Compound Engineering: How Every Codes With Agents
By: Dan Shipper, Kieran Klaassen Source: Original URL Type: article
Summary
Dan Shipper and Kieran Klaassen define “compound engineering” — the methodology Every uses to run five software products with minimal staffing. Core insight: when agents write 100% of code, complexity debt inverts — each feature makes the next easier through encoded learnings. The four-step loop (Plan, Work, Assess, Compound) shifts 80% of engineering time to planning and review. The “compound” step — encoding bugs, design decisions, and code review lessons into rules files — is what makes the loop self-improving.
Key Ideas Extracted
- Compound Engineering Loop — The core four-step methodology (Plan → Work → Assess → Compound) as a mental model for agent-first software development
- Knowledge Capture as Side Effect — (enriched) The compound step is this pattern applied to engineering: rules files grow as a byproduct of code review
- Intentional Understaffing for AI-First Teams — (enriched) Five products, each run by one or two people, as the enabling organizational context
Notes
- The article is relatively brief — it describes the loop at a high level. The companion sources (Definitive Guide, individual step articles) likely go deeper into each step.
- “Source Code” column version of the article originally published in “Chain of Thought” column on 2025-12-11. Same URL slug with different column prefix.
- Related sources for deeper treatment:
2026-01-28-stop-coding-and-start-planning.md(Plan step),2026-01-29-teach-your-ai-to-think-like-senior-engineer.md(planning strategies),2026-02-09-compound-engineering-definitive-guide.md(comprehensive guide),2026-compound-engineering-guide.md(full guide). - Duplicate source exists at
2026-02-12-compound-engineering-every-codes-agents-v2.md(same URL, bulk-added without content).
Raw Content
Compound Engineering: How Every Codes With Agents A four-step engineering process for software teams that don’t write code
| By Dan Shipper and Kieran Klaassen | January 30, 2026 | Source Code |
What happens to software engineering when 100 percent of your code is written by agents? This is a question we’ve had to wrestle with as AI coding has become so powerful that our team rarely writes code by hand anymore.
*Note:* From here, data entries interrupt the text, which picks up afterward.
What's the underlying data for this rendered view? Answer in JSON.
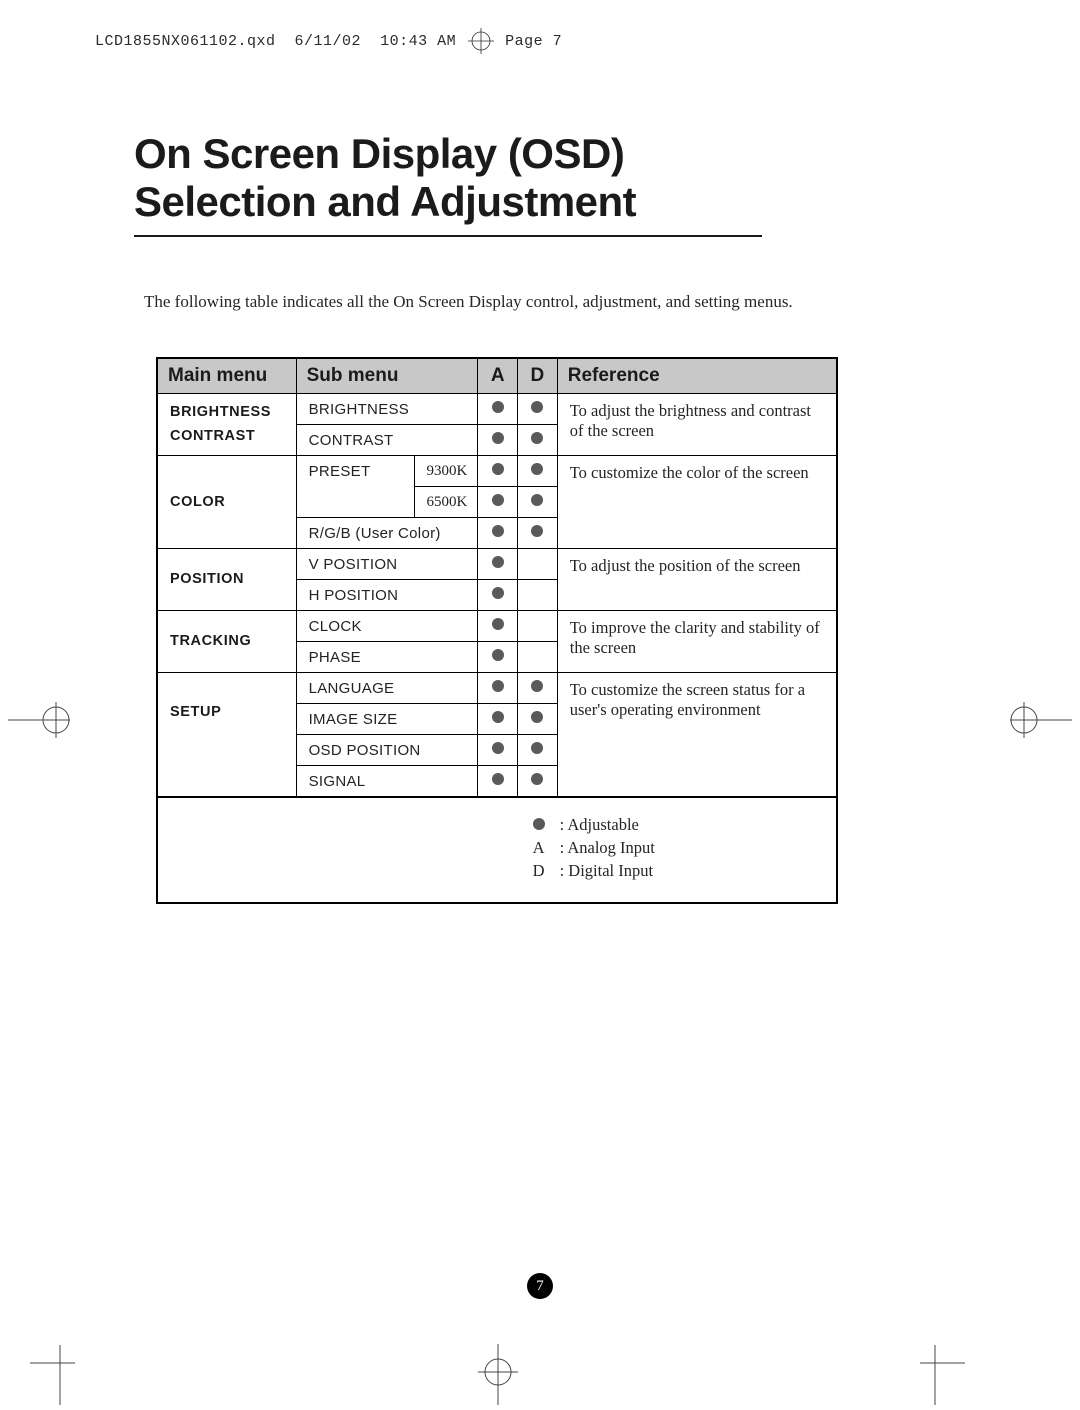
{
  "print_header": {
    "filename": "LCD1855NX061102.qxd",
    "date": "6/11/02",
    "time": "10:43 AM",
    "page_label": "Page 7"
  },
  "title_line1": "On Screen Display (OSD)",
  "title_line2": "Selection and Adjustment",
  "intro": "The following table indicates all the On Screen Display control, adjustment, and setting menus.",
  "headers": {
    "main": "Main menu",
    "sub": "Sub menu",
    "a": "A",
    "d": "D",
    "ref": "Reference"
  },
  "rows": {
    "brightness_contrast": {
      "main": "BRIGHTNESS\nCONTRAST",
      "items": [
        {
          "sub": "BRIGHTNESS",
          "a": true,
          "d": true
        },
        {
          "sub": "CONTRAST",
          "a": true,
          "d": true
        }
      ],
      "ref": "To adjust the brightness and contrast of the screen"
    },
    "color": {
      "main": "COLOR",
      "preset_label": "PRESET",
      "presets": [
        {
          "sub": "9300K",
          "a": true,
          "d": true
        },
        {
          "sub": "6500K",
          "a": true,
          "d": true
        }
      ],
      "rgb": {
        "sub": "R/G/B (User Color)",
        "a": true,
        "d": true
      },
      "ref": "To customize the color of the screen"
    },
    "position": {
      "main": "POSITION",
      "items": [
        {
          "sub": "V POSITION",
          "a": true,
          "d": false
        },
        {
          "sub": "H POSITION",
          "a": true,
          "d": false
        }
      ],
      "ref": "To adjust the position of the screen"
    },
    "tracking": {
      "main": "TRACKING",
      "items": [
        {
          "sub": "CLOCK",
          "a": true,
          "d": false
        },
        {
          "sub": "PHASE",
          "a": true,
          "d": false
        }
      ],
      "ref": "To improve the clarity and stability of the screen"
    },
    "setup": {
      "main": "SETUP",
      "items": [
        {
          "sub": "LANGUAGE",
          "a": true,
          "d": true
        },
        {
          "sub": "IMAGE SIZE",
          "a": true,
          "d": true
        },
        {
          "sub": "OSD POSITION",
          "a": true,
          "d": true
        },
        {
          "sub": "SIGNAL",
          "a": true,
          "d": true
        }
      ],
      "ref": "To customize the screen status for a user's operating environment"
    }
  },
  "legend": {
    "adjustable": ": Adjustable",
    "a_key": "A",
    "a_val": ": Analog Input",
    "d_key": "D",
    "d_val": ": Digital Input"
  },
  "page_number": "7"
}
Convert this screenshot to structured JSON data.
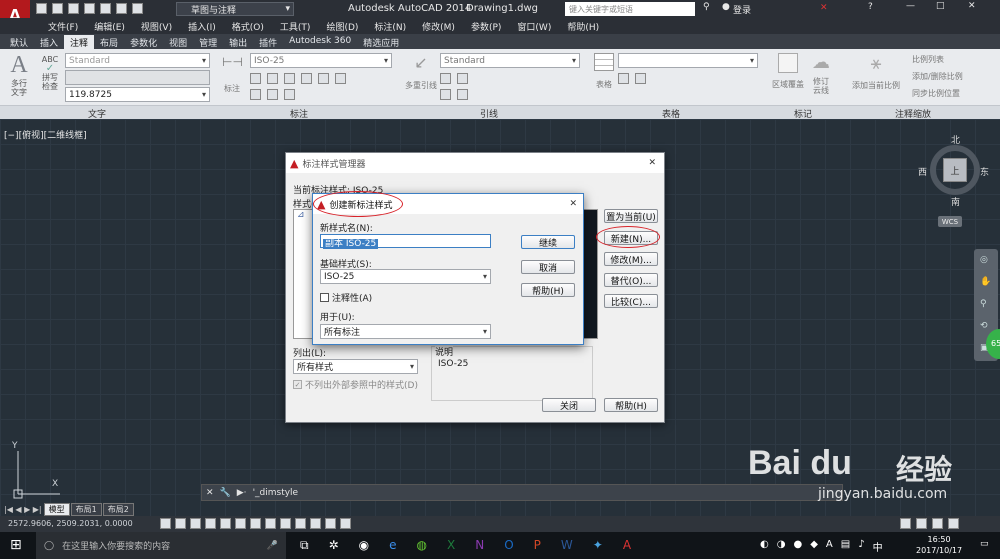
{
  "titlebar": {
    "workspace": "草图与注释",
    "app_title": "Autodesk AutoCAD 2014",
    "file": "Drawing1.dwg",
    "search_placeholder": "键入关键字或短语",
    "login": "登录"
  },
  "menu": [
    "文件(F)",
    "编辑(E)",
    "视图(V)",
    "插入(I)",
    "格式(O)",
    "工具(T)",
    "绘图(D)",
    "标注(N)",
    "修改(M)",
    "参数(P)",
    "窗口(W)",
    "帮助(H)"
  ],
  "ribbon_tabs": [
    "默认",
    "插入",
    "注释",
    "布局",
    "参数化",
    "视图",
    "管理",
    "输出",
    "插件",
    "Autodesk 360",
    "精选应用"
  ],
  "active_tab": "注释",
  "ribbon": {
    "text": {
      "multiline": "多行\n文字",
      "spell": "拼写\n检查",
      "style": "Standard",
      "height": "119.8725",
      "panel": "文字"
    },
    "dim": {
      "label": "标注",
      "style": "ISO-25",
      "panel": "标注"
    },
    "leader": {
      "label": "多重引线",
      "style": "Standard",
      "panel": "引线"
    },
    "table": {
      "label": "表格",
      "panel": "表格"
    },
    "markup": {
      "region": "区域覆盖",
      "revcloud": "修订\n云线",
      "panel": "标记"
    },
    "scale": {
      "add_current": "添加当前比例",
      "scale_list": "比例列表",
      "add_delete": "添加/删除比例",
      "sync": "同步比例位置",
      "panel": "注释缩放"
    }
  },
  "viewport_label": "[−][俯视][二维线框]",
  "viewcube": {
    "north": "北",
    "south": "南",
    "east": "东",
    "west": "西",
    "top": "上",
    "wcs": "WCS"
  },
  "ucs": {
    "x": "X",
    "y": "Y"
  },
  "cmdline": "'_dimstyle",
  "layout_tabs": [
    "模型",
    "布局1",
    "布局2"
  ],
  "coords": "2572.9606, 2509.2031, 0.0000",
  "dimstyle_dialog": {
    "title": "标注样式管理器",
    "current_label": "当前标注样式: ISO-25",
    "styles_label": "样式(S):",
    "list_label": "列出(L):",
    "list_value": "所有样式",
    "no_external": "不列出外部参照中的样式(D)",
    "desc_label": "说明",
    "desc_value": "ISO-25",
    "buttons": {
      "set_current": "置为当前(U)",
      "new": "新建(N)...",
      "modify": "修改(M)...",
      "override": "替代(O)...",
      "compare": "比较(C)...",
      "close": "关闭",
      "help": "帮助(H)"
    }
  },
  "new_dialog": {
    "title": "创建新标注样式",
    "name_label": "新样式名(N):",
    "name_value": "副本 ISO-25",
    "base_label": "基础样式(S):",
    "base_value": "ISO-25",
    "annotative": "注释性(A)",
    "use_label": "用于(U):",
    "use_value": "所有标注",
    "continue": "继续",
    "cancel": "取消",
    "help": "帮助(H)"
  },
  "taskbar": {
    "search": "在这里输入你要搜索的内容",
    "time": "16:50",
    "date": "2017/10/17"
  },
  "watermark": {
    "brand": "Bai du",
    "brand_cn": "经验",
    "url": "jingyan.baidu.com"
  },
  "colors": {
    "ellipse": "#d8232a",
    "accent": "#3b7dd8"
  }
}
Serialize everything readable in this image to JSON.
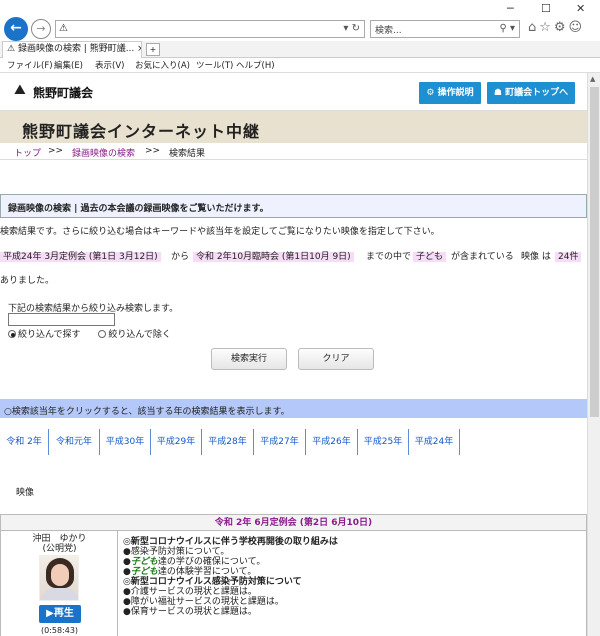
{
  "browser": {
    "address_text": "",
    "search_placeholder": "検索...",
    "tab_title": "録画映像の検索 | 熊野町議...",
    "window_minimize": "─",
    "window_maximize": "☐",
    "window_close": "✕",
    "toolbar_icons": "⌂☆⚙☺"
  },
  "menu": [
    "ファイル(F)",
    "編集(E)",
    "表示(V)",
    "お気に入り(A)",
    "ツール(T)",
    "ヘルプ(H)"
  ],
  "site": {
    "title": "熊野町議会",
    "btn_help": "⚙ 操作説明",
    "btn_top": "☗ 町議会トップへ",
    "banner": "熊野町議会インターネット中継"
  },
  "breadcrumb": {
    "top": "トップ",
    "sep": ">>",
    "search": "録画映像の検索",
    "current": "検索結果"
  },
  "notice": "録画映像の検索 | 過去の本会議の録画映像をご覧いただけます。",
  "description": "検索結果です。さらに絞り込む場合はキーワードや該当年を設定してご覧になりたい映像を指定して下さい。",
  "conditions": {
    "from": "平成24年 3月定例会 (第1日 3月12日)",
    "from_word": "から",
    "to": "令和 2年10月臨時会 (第1日10月 9日)",
    "to_word": "までの中で",
    "keyword": "子ども",
    "contains": "が含まれている",
    "video_word": "映像 は",
    "count": "24件",
    "end": "ありました。"
  },
  "refine": {
    "label": "下記の検索結果から絞り込み検索します。",
    "input_value": "",
    "radio_include": "絞り込んで探す",
    "radio_exclude": "絞り込んで除く",
    "search_button": "検索実行",
    "clear_button": "クリア"
  },
  "year_bar": "○検索該当年をクリックすると、該当する年の検索結果を表示します。",
  "years": [
    "令和 2年",
    "令和元年",
    "平成30年",
    "平成29年",
    "平成28年",
    "平成27年",
    "平成26年",
    "平成25年",
    "平成24年"
  ],
  "section_label": "映像",
  "result": {
    "header": "令和 2年 6月定例会 (第2日 6月10日)",
    "speaker_name": "沖田　ゆかり",
    "speaker_role": "(公明党)",
    "play_label": "▶再生",
    "duration": "(0:58:43)",
    "topics": [
      {
        "text": "◎新型コロナウイルスに伴う学校再開後の取り組みは",
        "main": true
      },
      {
        "pre": "●感染予防対策について。"
      },
      {
        "pre": "●",
        "kw": "子ども",
        "post": "達の学びの確保について。"
      },
      {
        "pre": "●",
        "kw": "子ども",
        "post": "達の体験学習について。"
      },
      {
        "text": "◎新型コロナウイルス感染予防対策について",
        "main": true
      },
      {
        "pre": "●介護サービスの現状と課題は。"
      },
      {
        "pre": "●障がい福祉サービスの現状と課題は。"
      },
      {
        "pre": "●保育サービスの現状と課題は。"
      }
    ]
  }
}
So much of engineering until now assumed that coding is hard and engineers are scarce. Removing those constraints opens up an entirely new style of engineering we call compound engineering.
In traditional engineering, you expect each feature to make the next feature harder to build—more complexity, more potential for bugs. In compound engineering, each feature makes the next one easier. That was a real a-ha moment for us.
We run five software products in-house (and are incubating a few more), each of which is run mostly by one or two people. This shift has huge implications for how software is built at every company.
Compound engineering loop
A compound engineer orchestrates agents running in parallel, who plan, write, and evaluate code. The loop has four steps:
- Plan: Agents read issues, research approaches, and synthesize information into detailed implementation plans.
- Work: Agents write code and create tests according to those plans.
- Review: The engineer reviews the output itself and the lessons learned from the output.
- Compound: The engineer feeds the results back into the system, where they make the next loop better by helping the agent write better code.
We use Anthropic’s Claude Code primarily for compound engineering, but it is tool-agnostic—some members of our team use Droid, Codex CLI, and our own compound engineering plugin.
Roughly 80 percent of compound engineering is in the plan and review parts, while 20 percent is in the work and compound parts.
1. Plan
In a world where agents are writing all of your code, planning is where most of a developer’s time is spent. Before starting any task, the agent reads the codebase and even its commit history. Once the research is complete, the agent writes a plan—usually a text document that lives either in the codebase itself or in a GitHub issue.
Planning helps build a shared mental model between you and the agent for exactly what you’re building and how to build it. As models get better, especially with small projects, you have to plan less and less—the agent just figures it out.
2. Work
The easiest step: you tell the agent to start working. The agent reads the plan, implements it, and creates tests. One of the most important tricks is using a model context protocol like Playwright or Claude Code’s headless browser to let the agent test its own work directly in the browser.
3. Assess
In the assessment step, we ask the agent to review its own work, and we review the work too. This can include automated tools like linters and unit tests. The compound engineering plugin, for example, asks Claude to describe the “lessons learned” from each code review.
4. Compound
This is the money step. We take what we learned in any of the previous steps—bugs, potential performance issues, edge cases—and encode them as rules in our codebase that the agent reads at the beginning of each new task.
For example, in the Cora codebase, before building anything new, the agent reads a comprehensive set of rules built up from every bug fix, design decision, and code review we’ve ever done. These rules are built up in a mostly automated fashion—after a code review, we’ll ask Claude to summarize what we learned and add that to the rules file.
The beauty of this is that learnings are automatically distributed to the team. Because the rules live in the codebase, every team member—and every agent—reads them.